Check your health insurance plan to verify what its deductible is if you're not sure whether you qualify. And keep in mind that the qualification requirements change over time. In 2024, only those with individual health insurance plans that have a deductible of $1,600 or more or family plans with a deductible of $3,200 or more may contribute to an HSA.

How to get started

If you think an HSA is the right choice for you, your first step is to open an account. Many banks offer these accounts, but you want to look for a company that enables you to invest your HSA funds so they'll grow like the funds in your retirement account. A lot of well-known brokers offer these.

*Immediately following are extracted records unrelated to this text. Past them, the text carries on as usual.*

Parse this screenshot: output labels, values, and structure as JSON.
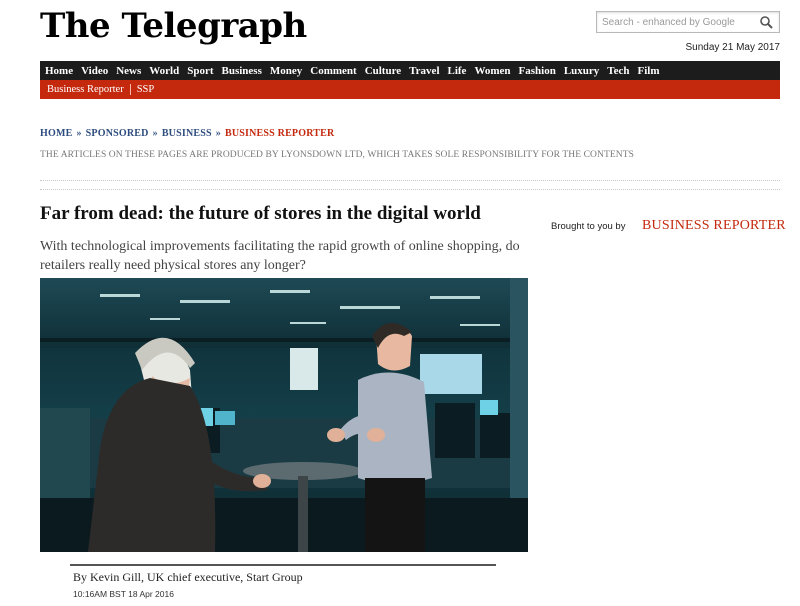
{
  "site": {
    "logo_text": "The Telegraph",
    "date": "Sunday 21 May 2017"
  },
  "search": {
    "placeholder": "Search - enhanced by Google",
    "icon": "magnifier-icon"
  },
  "nav": {
    "items": [
      "Home",
      "Video",
      "News",
      "World",
      "Sport",
      "Business",
      "Money",
      "Comment",
      "Culture",
      "Travel",
      "Life",
      "Women",
      "Fashion",
      "Luxury",
      "Tech",
      "Film"
    ]
  },
  "subnav": {
    "items": [
      "Business Reporter",
      "SSP"
    ]
  },
  "breadcrumb": {
    "items": [
      "HOME",
      "SPONSORED",
      "BUSINESS"
    ],
    "separator": "»",
    "current": "BUSINESS REPORTER"
  },
  "disclaimer": "THE ARTICLES ON THESE PAGES ARE PRODUCED BY LYONSDOWN LTD, WHICH TAKES SOLE RESPONSIBILITY FOR THE CONTENTS",
  "article": {
    "headline": "Far from dead: the future of stores in the digital world",
    "standfirst": "With technological improvements facilitating the rapid growth of online shopping, do retailers really need physical stores any longer?",
    "byline": "By Kevin Gill, UK chief executive, Start Group",
    "timestamp": "10:16AM BST 18 Apr 2016"
  },
  "sponsor": {
    "brought_by": "Brought to you by",
    "logo_text": "BUSINESS REPORTER"
  },
  "colors": {
    "nav_bg": "#1c1c1c",
    "accent_red": "#c4290e",
    "link_blue": "#2d4c7e"
  }
}
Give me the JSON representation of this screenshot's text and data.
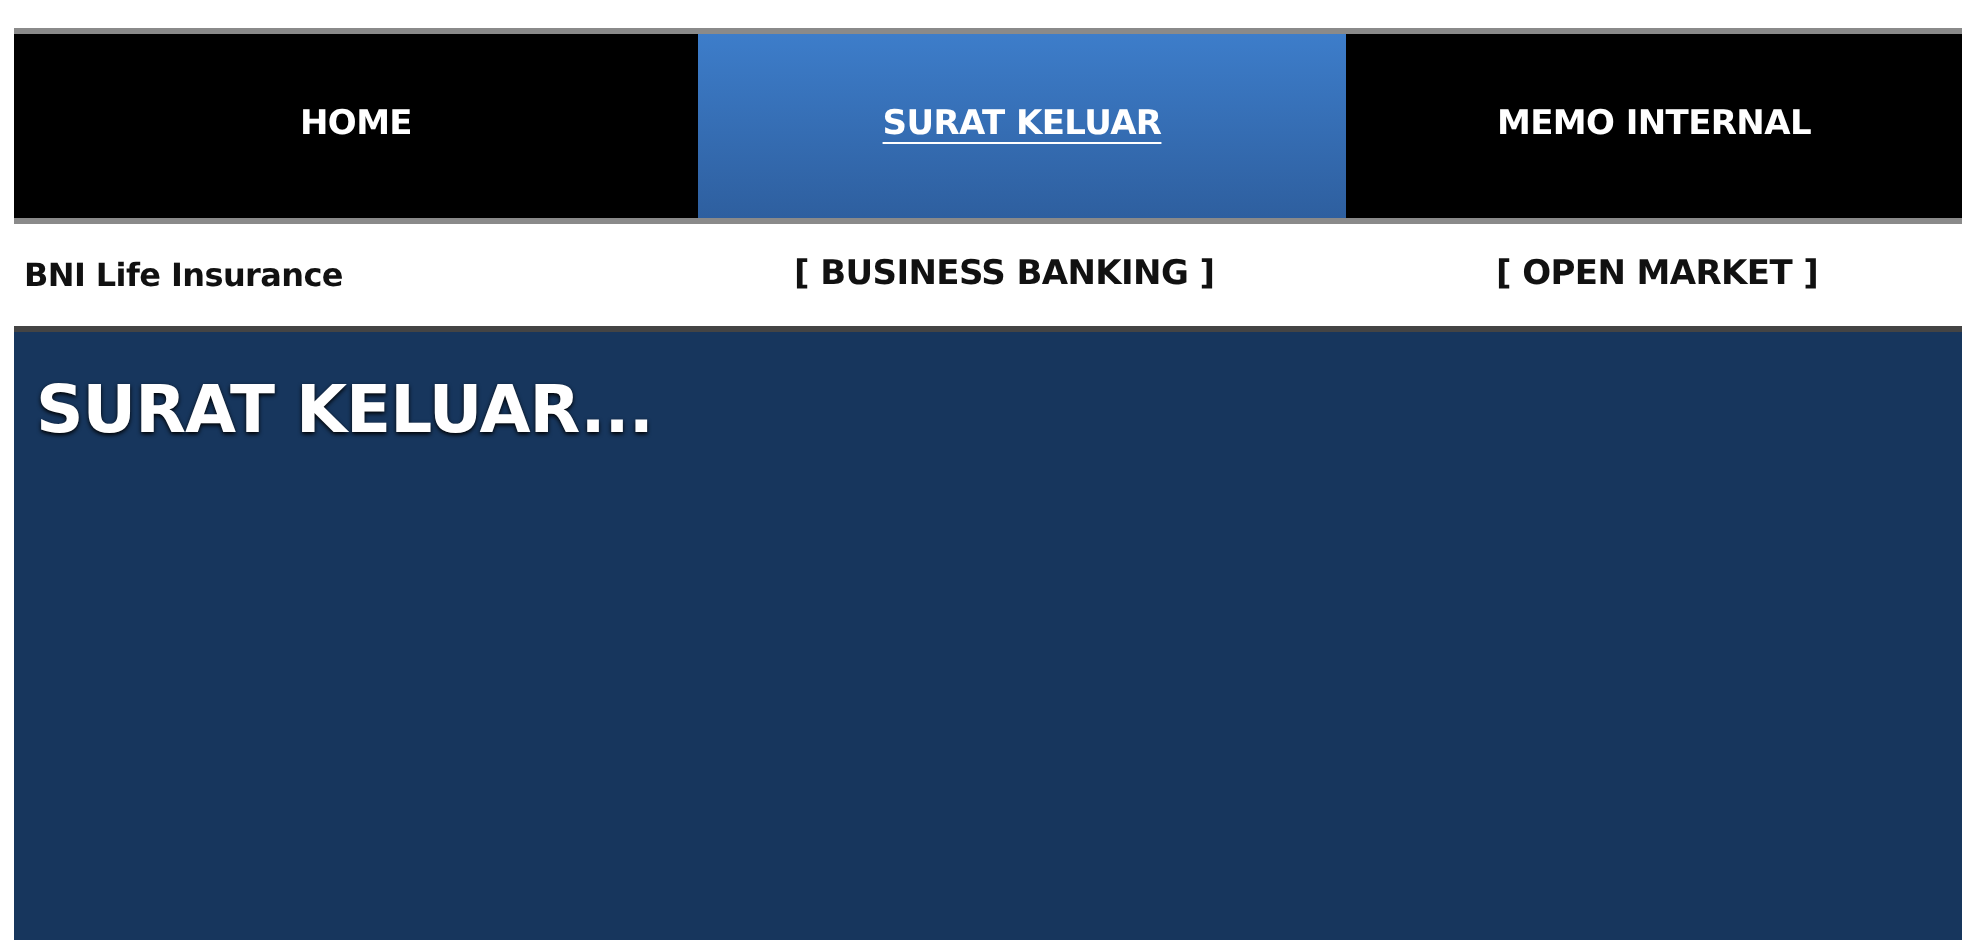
{
  "tabs": [
    {
      "label": "HOME",
      "selected": false
    },
    {
      "label": "SURAT KELUAR",
      "selected": true
    },
    {
      "label": "MEMO INTERNAL",
      "selected": false
    }
  ],
  "subnav": [
    {
      "label": "BNI Life Insurance",
      "kind": "brand"
    },
    {
      "label": "[ BUSINESS BANKING ]",
      "kind": "link"
    },
    {
      "label": "[ OPEN MARKET ]",
      "kind": "link"
    }
  ],
  "panel": {
    "title": "SURAT KELUAR..."
  }
}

Opening the account is similar to opening any other financial account. You'll need to provide some personal information, including your name, contact information, and Social Security number. You may also need an initial deposit to open the account.

Once it's set up, you can contribute funds on a schedule or as you have them available. You're allowed to set aside up to $3,850 in 2023 if you have a qualifying individual health insurance plan or $7,750 if you have a qualifying family plan. These limits will rise to $4,150 and $8,300, respectively, in 2024. And in both years, adults 55 and older may add an extra $1,000 to their annual contribution limit.

Don't forget to choose your investments as well. Your options will vary, depending on what your account provider offers. Some may have tools to help you select your investments if you're not sure what to choose yourself.

Finally, though you're free to withdraw the money for medical costs at any time, it's best to avoid this if you hope to use the money for retirement savings. Otherwise, you could set yourself back. And be sure to review your eligibility, contribution limits, and investment options every year to make sure you avoid penalties and get the most out of your account.